Doch selbst wenn seine Augen sich für den Nebel und Regen, für den beweglichen Lichtstreifen auf der Straße und für die stoßweise weiter und weiter zurückweichenden Heckenpartien am Wege auftaten, pflegten die Nachtschatten außerhalb der Kutsche mit dem Gang der Nachtschatten im Innern wieder zusammenzutreffen.
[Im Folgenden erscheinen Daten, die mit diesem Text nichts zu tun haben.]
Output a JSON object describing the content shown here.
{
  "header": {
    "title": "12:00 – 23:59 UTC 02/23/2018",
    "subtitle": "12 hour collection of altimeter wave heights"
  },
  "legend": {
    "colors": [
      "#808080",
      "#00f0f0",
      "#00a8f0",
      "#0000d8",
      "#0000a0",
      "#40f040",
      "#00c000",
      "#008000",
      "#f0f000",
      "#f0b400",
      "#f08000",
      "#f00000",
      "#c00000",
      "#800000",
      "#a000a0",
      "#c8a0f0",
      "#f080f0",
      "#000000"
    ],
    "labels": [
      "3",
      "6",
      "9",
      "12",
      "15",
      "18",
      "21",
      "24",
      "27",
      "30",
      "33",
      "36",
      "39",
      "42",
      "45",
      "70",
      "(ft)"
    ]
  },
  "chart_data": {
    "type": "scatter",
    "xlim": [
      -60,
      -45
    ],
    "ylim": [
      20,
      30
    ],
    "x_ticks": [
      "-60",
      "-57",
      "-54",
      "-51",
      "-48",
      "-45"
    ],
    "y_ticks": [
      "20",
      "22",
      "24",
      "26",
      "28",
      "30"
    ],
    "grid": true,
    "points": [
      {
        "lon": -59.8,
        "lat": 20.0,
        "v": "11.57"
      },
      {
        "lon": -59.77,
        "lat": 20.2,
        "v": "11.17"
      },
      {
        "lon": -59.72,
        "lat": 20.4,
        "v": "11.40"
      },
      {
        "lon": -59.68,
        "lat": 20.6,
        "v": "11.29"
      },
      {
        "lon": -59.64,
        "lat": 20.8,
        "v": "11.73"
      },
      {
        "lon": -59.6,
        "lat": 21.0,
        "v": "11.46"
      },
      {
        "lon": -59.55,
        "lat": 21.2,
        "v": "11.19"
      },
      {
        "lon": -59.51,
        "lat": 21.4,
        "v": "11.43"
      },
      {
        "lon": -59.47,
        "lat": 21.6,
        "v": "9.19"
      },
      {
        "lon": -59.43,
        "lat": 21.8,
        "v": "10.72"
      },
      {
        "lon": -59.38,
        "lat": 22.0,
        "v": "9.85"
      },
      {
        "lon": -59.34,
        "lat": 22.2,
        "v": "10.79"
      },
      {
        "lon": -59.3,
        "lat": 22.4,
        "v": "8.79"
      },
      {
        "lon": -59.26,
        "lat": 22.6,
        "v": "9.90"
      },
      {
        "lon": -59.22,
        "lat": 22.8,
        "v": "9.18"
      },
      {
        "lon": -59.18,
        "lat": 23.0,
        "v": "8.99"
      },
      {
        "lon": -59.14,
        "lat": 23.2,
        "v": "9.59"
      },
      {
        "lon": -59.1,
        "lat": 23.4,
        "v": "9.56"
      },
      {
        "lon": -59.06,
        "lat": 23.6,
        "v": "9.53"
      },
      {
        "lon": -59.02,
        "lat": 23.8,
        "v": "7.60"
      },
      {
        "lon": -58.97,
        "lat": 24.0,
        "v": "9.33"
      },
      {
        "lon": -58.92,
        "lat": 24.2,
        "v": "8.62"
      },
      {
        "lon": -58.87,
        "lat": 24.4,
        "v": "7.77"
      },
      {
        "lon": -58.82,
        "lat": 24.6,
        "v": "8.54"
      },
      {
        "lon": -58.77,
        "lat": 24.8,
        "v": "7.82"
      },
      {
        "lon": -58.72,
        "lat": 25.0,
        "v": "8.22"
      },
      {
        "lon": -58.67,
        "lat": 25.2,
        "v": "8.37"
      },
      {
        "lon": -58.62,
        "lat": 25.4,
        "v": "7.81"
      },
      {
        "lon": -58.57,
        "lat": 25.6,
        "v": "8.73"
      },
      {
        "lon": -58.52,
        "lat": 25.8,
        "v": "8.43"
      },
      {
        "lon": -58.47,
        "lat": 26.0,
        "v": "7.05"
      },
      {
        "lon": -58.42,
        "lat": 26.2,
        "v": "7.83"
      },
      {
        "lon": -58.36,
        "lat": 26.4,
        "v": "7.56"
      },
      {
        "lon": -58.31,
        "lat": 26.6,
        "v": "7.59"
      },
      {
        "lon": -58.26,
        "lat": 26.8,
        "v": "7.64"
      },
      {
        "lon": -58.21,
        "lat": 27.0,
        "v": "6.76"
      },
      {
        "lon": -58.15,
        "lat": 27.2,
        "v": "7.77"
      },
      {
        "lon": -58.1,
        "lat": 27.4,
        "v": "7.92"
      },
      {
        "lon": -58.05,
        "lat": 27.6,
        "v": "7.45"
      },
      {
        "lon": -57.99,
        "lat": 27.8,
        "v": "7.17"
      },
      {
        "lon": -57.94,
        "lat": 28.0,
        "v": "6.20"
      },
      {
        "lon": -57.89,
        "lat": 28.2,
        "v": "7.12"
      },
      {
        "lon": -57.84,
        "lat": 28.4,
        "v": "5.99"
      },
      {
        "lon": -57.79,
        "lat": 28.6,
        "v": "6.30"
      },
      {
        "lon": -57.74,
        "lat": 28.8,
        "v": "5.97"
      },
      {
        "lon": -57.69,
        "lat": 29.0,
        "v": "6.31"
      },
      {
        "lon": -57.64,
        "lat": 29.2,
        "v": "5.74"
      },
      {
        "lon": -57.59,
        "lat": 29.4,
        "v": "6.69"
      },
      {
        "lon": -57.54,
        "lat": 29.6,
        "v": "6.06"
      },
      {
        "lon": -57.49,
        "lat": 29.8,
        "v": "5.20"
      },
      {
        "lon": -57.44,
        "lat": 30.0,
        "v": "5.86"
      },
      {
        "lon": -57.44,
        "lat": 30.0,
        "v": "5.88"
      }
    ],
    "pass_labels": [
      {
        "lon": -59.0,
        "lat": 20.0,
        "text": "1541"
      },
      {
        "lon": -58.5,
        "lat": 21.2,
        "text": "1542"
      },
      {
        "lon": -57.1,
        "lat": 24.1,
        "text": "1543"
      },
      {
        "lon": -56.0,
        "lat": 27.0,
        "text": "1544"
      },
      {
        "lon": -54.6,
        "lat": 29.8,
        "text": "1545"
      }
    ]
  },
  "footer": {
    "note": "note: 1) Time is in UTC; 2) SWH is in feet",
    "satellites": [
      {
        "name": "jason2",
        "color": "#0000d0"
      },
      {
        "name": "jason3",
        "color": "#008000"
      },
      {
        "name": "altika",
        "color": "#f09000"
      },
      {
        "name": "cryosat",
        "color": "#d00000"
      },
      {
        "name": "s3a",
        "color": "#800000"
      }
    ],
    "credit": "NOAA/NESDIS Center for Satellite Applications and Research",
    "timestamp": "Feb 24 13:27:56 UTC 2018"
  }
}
Da stand vielleicht das wirkliche Bankhaus bei Temple Bar, das wirkliche Geschäft des abgelaufenen Tages, der feste Kellerraum, der ihm nachgeschickte Eilbote und die Antwort, die er durch ihn zurücksagen ließ. Und mitten aus diesen Bildern trat dann wieder das gespenstige Gesicht hervor, das er abermals anredete:
»Wie lange schon begraben?«
»Fast achtzehn Jahr.«
»Ich hoffe, das Leben hat noch einen Wert für Euch.«
»Weiß nicht.«
Und er grub, grub, grub immerfort, bis ihn einer der Mitreisenden durch eine ungeduldige Bewegung mahnte, er solle das Fenster wieder aufziehen. Dann legte er seinen Arm aufs neue in die Lederschlinge und machte sich Gedanken über die beiden schlummernden Gestalten, bis zuletzt sein Geist wieder von ihnen abkam und abermals sich in die Bank und zu dem Grabe verirrte.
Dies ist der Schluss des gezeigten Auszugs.